The ability to engineer someone’s emotions is interesting from a story point of view. However if you add broadcast, you can do this to a nation or the whole world. But like the 10% of any audience, which are highly suggestible, how do you reach the others?

A 600,000 person study Facebook and Cornell University did a while back but recently came to light might have a clue about how. However there has been a major push-back on the study for ethical reasons.

Facebook’s controversial study that manipulated users’ newsfeeds was not pre-approved by Cornell University’s ethics board, and Facebook may not have had “implied” user permission to conduct the study as researchers previously claimed.

Starting from a different place is Moment.us.(little disclaimer to say I may be working with this Manchester based startup in the near future, but only because their technology is mind blowing)

Moment.us, tracks and follows the users media habits. It watches as you choose songs (bit like scobbling apps like last.fm) when you pick them and records the context of when. Like certain types of song when your going for a ride to work on a sunny day.

Our proprietary algorithm, contextual database, analytics, understanding of and expertise in media, technology and user behaviour. Highly relevant, hyper-personal, socially integrated, context driven mobile experiences for consumers and unrivalled contextual consumer data for commercial organisations.
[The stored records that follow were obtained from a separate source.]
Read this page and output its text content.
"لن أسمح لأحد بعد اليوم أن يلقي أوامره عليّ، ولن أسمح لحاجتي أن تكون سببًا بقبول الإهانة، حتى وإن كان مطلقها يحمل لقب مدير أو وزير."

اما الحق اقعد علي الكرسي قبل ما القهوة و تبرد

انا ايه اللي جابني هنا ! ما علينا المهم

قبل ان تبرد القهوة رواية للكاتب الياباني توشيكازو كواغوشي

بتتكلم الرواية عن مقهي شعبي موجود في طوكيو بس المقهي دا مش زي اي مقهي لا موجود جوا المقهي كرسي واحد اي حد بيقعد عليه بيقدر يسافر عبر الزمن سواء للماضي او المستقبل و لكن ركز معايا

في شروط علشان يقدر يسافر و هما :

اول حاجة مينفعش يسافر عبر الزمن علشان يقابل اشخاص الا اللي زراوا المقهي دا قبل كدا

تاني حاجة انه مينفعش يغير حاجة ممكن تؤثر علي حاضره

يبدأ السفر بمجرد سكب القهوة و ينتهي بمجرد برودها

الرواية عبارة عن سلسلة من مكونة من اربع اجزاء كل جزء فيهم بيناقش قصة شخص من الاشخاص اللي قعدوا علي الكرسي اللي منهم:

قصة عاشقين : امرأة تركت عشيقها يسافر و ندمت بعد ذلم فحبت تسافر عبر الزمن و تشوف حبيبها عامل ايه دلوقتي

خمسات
A while ago we pitched a project loosely called In Tune at the BBC Radio One Connected Studio which we felt was very credible but unfortunately the judges disagreed. Maybe it was the way we pitched it but there was a lot of doubt we had the data to do what we planning to do.

I have seen first hand the data points and been amazed at what patterns of activity our music listening can reveal about ourselves. Imagine what you could do if you were have access to that data and could engineer the music and therefore the experience?

Interestingly Google is getting in on the idea as they recently bought Songza.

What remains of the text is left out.